Competitive dynamics
According to Shams (2016, p.179) argument, competitive dynamics refers to the set of responses and actions taken by all firms competing within a market. Coca Cola is the trailblazer in the beverage industry-leading by forty-five percent in the Australian market. Coca-Cola’s principal competitors include PepsiCo, Nudie foods Australian, Schweppes, Bundaberg, kirks, Saxby, Heinz, and Golden Circle Shams (2016, p.180). All these competitors are in the perfect industry hosting a stiff competition.
There are three significant challenges that Coca Cola faces in the Australian market. These include stiff competition from the perfect market, labels owned by supermarket chains, and price pressure from competitors such as PepsiCo Shams (2016, p.182). Evaluating these competitors and providing strategic recommendations to curb the challenges, the CompanyCompany conducted the SWOT, Porter’s five forces, and PEST analysis Shams (2016, p.185). The CompanyCompany fixed various competition challenges based on their Analysis recommendations.
Strengths after SWOT Analysis
According to Shams (2016, p.188), competitive merits changes based on the assets owned by the Company. These assets are either intangible or tangible. The enterprise has been a champion of the non-alcoholic drinks, Coca -Cola’s value chain in Australia utilizes multiple resources Shams (2016, p.188). Coca Cola has Marketing and finances, equipment and production, product patents, and skilled employees.
Financial Capital: Sparkling drinks are dropping their popularity. Users become aware of the sugar and calories contained in beverages produced by Coca Cola Company in Australia. Consumers opted to shift to other favorites as a result. The CompanyCompany funded various innovation to convince the market Shams (2016, p.189). Thus, controlling the competition created from reputation loss.
Physical Capital: This pertains to the Company’sCompany’s ownership in Australia, including distribution centers, telecommunications, and manufacturing sites. Coca-Cola leases and owns different offices for different purposes throughout Australia. These are the premises that none of Company’sCompany’s competitors could afford Shams (2016, p.194). Therefore, whenever competitors are detected, the CompanyCompany tried to flood the market supply in every corner of the country.
Opportunities
Coca-Cola Company depends on production modernization, branding, and conveying quality and worth beverages to customers around Australia.
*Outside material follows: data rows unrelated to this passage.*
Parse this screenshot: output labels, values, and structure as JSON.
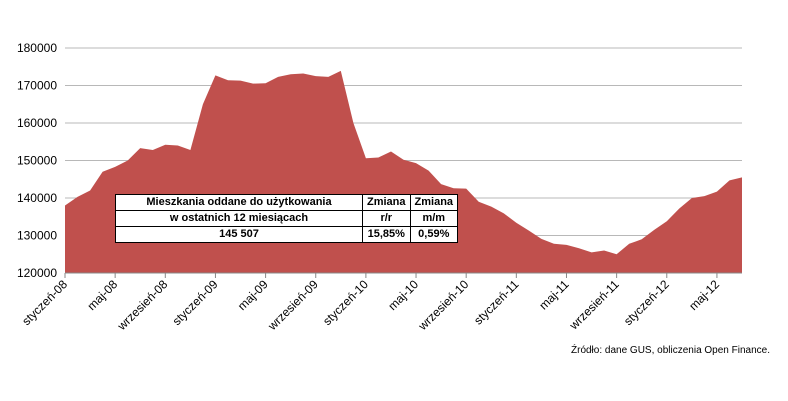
{
  "chart_data": {
    "type": "area",
    "title": "",
    "xlabel": "",
    "ylabel": "",
    "ylim": [
      120000,
      180000
    ],
    "yticks": [
      120000,
      130000,
      140000,
      150000,
      160000,
      170000,
      180000
    ],
    "ytick_labels": [
      "120000",
      "130000",
      "140000",
      "150000",
      "160000",
      "170000",
      "180000"
    ],
    "grid": true,
    "color": "#c0504d",
    "x_tick_labels": [
      "styczeń-08",
      "maj-08",
      "wrzesień-08",
      "styczeń-09",
      "maj-09",
      "wrzesień-09",
      "styczeń-10",
      "maj-10",
      "wrzesień-10",
      "styczeń-11",
      "maj-11",
      "wrzesień-11",
      "styczeń-12",
      "maj-12"
    ],
    "x": [
      "2008-01",
      "2008-02",
      "2008-03",
      "2008-04",
      "2008-05",
      "2008-06",
      "2008-07",
      "2008-08",
      "2008-09",
      "2008-10",
      "2008-11",
      "2008-12",
      "2009-01",
      "2009-02",
      "2009-03",
      "2009-04",
      "2009-05",
      "2009-06",
      "2009-07",
      "2009-08",
      "2009-09",
      "2009-10",
      "2009-11",
      "2009-12",
      "2010-01",
      "2010-02",
      "2010-03",
      "2010-04",
      "2010-05",
      "2010-06",
      "2010-07",
      "2010-08",
      "2010-09",
      "2010-10",
      "2010-11",
      "2010-12",
      "2011-01",
      "2011-02",
      "2011-03",
      "2011-04",
      "2011-05",
      "2011-06",
      "2011-07",
      "2011-08",
      "2011-09",
      "2011-10",
      "2011-11",
      "2011-12",
      "2012-01",
      "2012-02",
      "2012-03",
      "2012-04",
      "2012-05",
      "2012-06",
      "2012-07"
    ],
    "values": [
      138000,
      140300,
      142000,
      147000,
      148300,
      150000,
      153300,
      152800,
      154200,
      154000,
      152800,
      165000,
      172700,
      171400,
      171300,
      170500,
      170600,
      172300,
      173000,
      173200,
      172500,
      172300,
      173900,
      160000,
      150600,
      150800,
      152400,
      150200,
      149300,
      147300,
      143700,
      142600,
      142500,
      139000,
      137700,
      135900,
      133400,
      131300,
      129100,
      127800,
      127500,
      126600,
      125500,
      126000,
      125000,
      127800,
      129000,
      131500,
      133800,
      137200,
      140000,
      140500,
      141700,
      144700,
      145500
    ]
  },
  "infobox": {
    "header": [
      "Mieszkania oddane do użytkowania",
      "w ostatnich 12 miesiącach"
    ],
    "col2_header": [
      "Zmiana",
      "r/r"
    ],
    "col3_header": [
      "Zmiana",
      "m/m"
    ],
    "value": "145 507",
    "change_yoy": "15,85%",
    "change_mom": "0,59%"
  },
  "source": "Źródło: dane GUS, obliczenia Open Finance."
}
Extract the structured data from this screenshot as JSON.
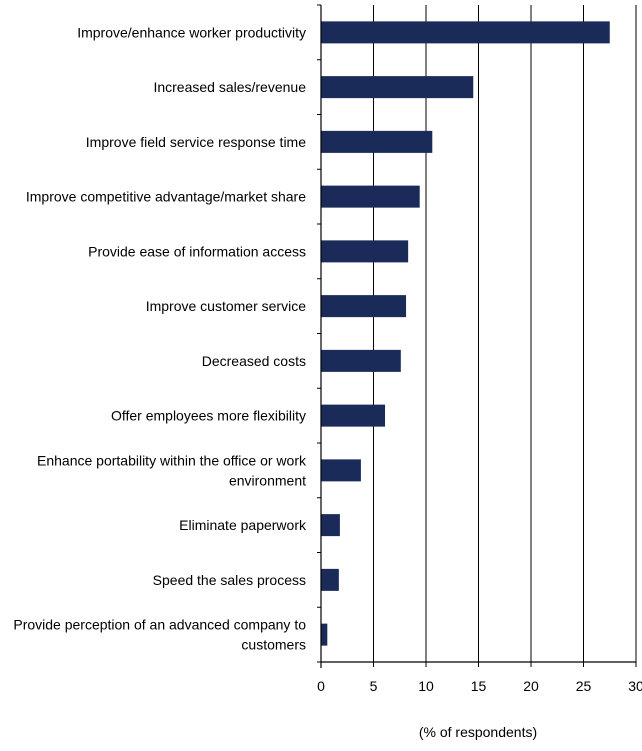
{
  "chart_data": {
    "type": "bar",
    "orientation": "horizontal",
    "categories": [
      "Improve/enhance worker productivity",
      "Increased sales/revenue",
      "Improve field service response time",
      "Improve competitive advantage/market share",
      "Provide ease of information access",
      "Improve customer service",
      "Decreased costs",
      "Offer employees more flexibility",
      "Enhance portability within the office or work environment",
      "Eliminate paperwork",
      "Speed the sales process",
      "Provide perception of an advanced company to customers"
    ],
    "category_lines": [
      [
        "Improve/enhance worker productivity"
      ],
      [
        "Increased sales/revenue"
      ],
      [
        "Improve field service response time"
      ],
      [
        "Improve competitive advantage/market share"
      ],
      [
        "Provide ease of information access"
      ],
      [
        "Improve customer service"
      ],
      [
        "Decreased costs"
      ],
      [
        "Offer employees more flexibility"
      ],
      [
        "Enhance portability within the office or work",
        "environment"
      ],
      [
        "Eliminate paperwork"
      ],
      [
        "Speed the sales process"
      ],
      [
        "Provide perception of an advanced company to",
        "customers"
      ]
    ],
    "values": [
      27.5,
      14.5,
      10.6,
      9.4,
      8.3,
      8.1,
      7.6,
      6.1,
      3.8,
      1.8,
      1.7,
      0.6
    ],
    "xlabel": "(% of respondents)",
    "ylabel": "",
    "xlim": [
      0,
      30
    ],
    "xticks": [
      0,
      5,
      10,
      15,
      20,
      25,
      30
    ],
    "grid": "vertical",
    "bar_color": "#1a2b5a",
    "grid_color": "#000000"
  }
}
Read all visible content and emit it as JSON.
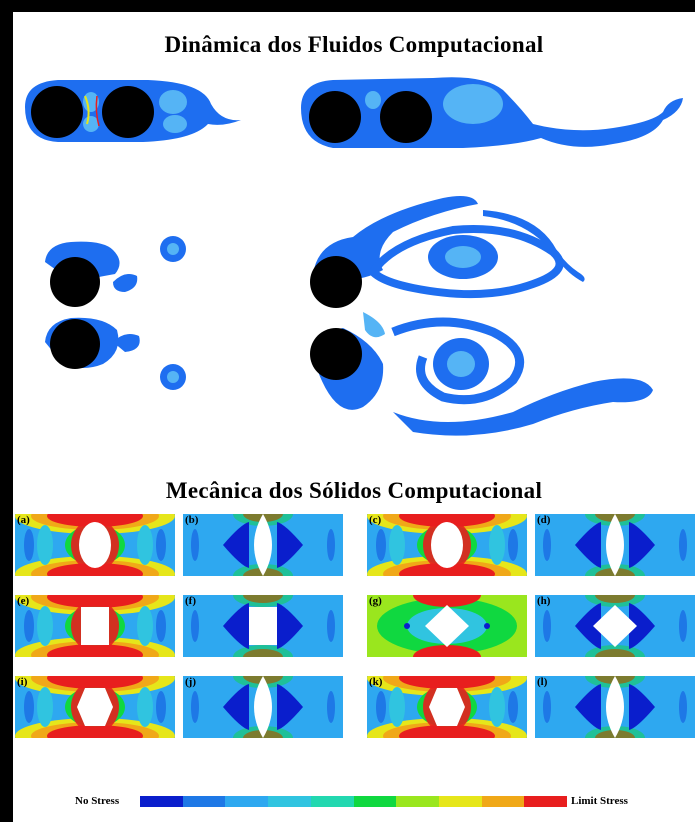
{
  "cfd": {
    "title": "Dinâmica dos Fluidos Computacional"
  },
  "csm": {
    "title": "Mecânica dos Sólidos Computacional",
    "panels": [
      {
        "label": "(a)",
        "variant": "hot",
        "hole": "ellipse"
      },
      {
        "label": "(b)",
        "variant": "cool",
        "hole": "lens"
      },
      {
        "label": "(c)",
        "variant": "hot",
        "hole": "ellipse"
      },
      {
        "label": "(d)",
        "variant": "cool",
        "hole": "lens"
      },
      {
        "label": "(e)",
        "variant": "hot",
        "hole": "rect"
      },
      {
        "label": "(f)",
        "variant": "cool",
        "hole": "rect"
      },
      {
        "label": "(g)",
        "variant": "green",
        "hole": "diamond"
      },
      {
        "label": "(h)",
        "variant": "cool",
        "hole": "diamond"
      },
      {
        "label": "(i)",
        "variant": "hot",
        "hole": "hex"
      },
      {
        "label": "(j)",
        "variant": "cool",
        "hole": "lens"
      },
      {
        "label": "(k)",
        "variant": "hot",
        "hole": "hex"
      },
      {
        "label": "(l)",
        "variant": "cool",
        "hole": "lens"
      }
    ]
  },
  "legend": {
    "min_label": "No Stress",
    "max_label": "Limit Stress",
    "colors": [
      "#0a1ecc",
      "#1e78e6",
      "#2ea8f0",
      "#30c4e0",
      "#22d8b0",
      "#10d840",
      "#9ae61e",
      "#e6e61a",
      "#f0a818",
      "#e81e1e"
    ]
  },
  "colors": {
    "cylinder": "#000000",
    "flow_base": "#1e6ef0",
    "flow_light": "#55b4f5"
  }
}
Coca Cola has experienced stable growth in revenues, which none of the competitors could afford. As Shukla and Kiridena (2016, p.700) argued, Coca Cola can rebuild and reexamine its strategy by differentiating market products through cementing its policy against its competitors.
PEST Analysis: Political, Economic, Social, and Technology
PEST analysis was a competitive dynamic evaluator who applied Coca-Cola in Australia to strengthen identified market gaps. The community in Australia witnessed an increase in obesity and diabetes among adults and children, Shukla and Kiridena (2016, p.701). The public drastically lost the product trust giving a gap for competitiveness. Coca-Cola innovated a Coke Zero to avoid cut the fast growth of preferred products.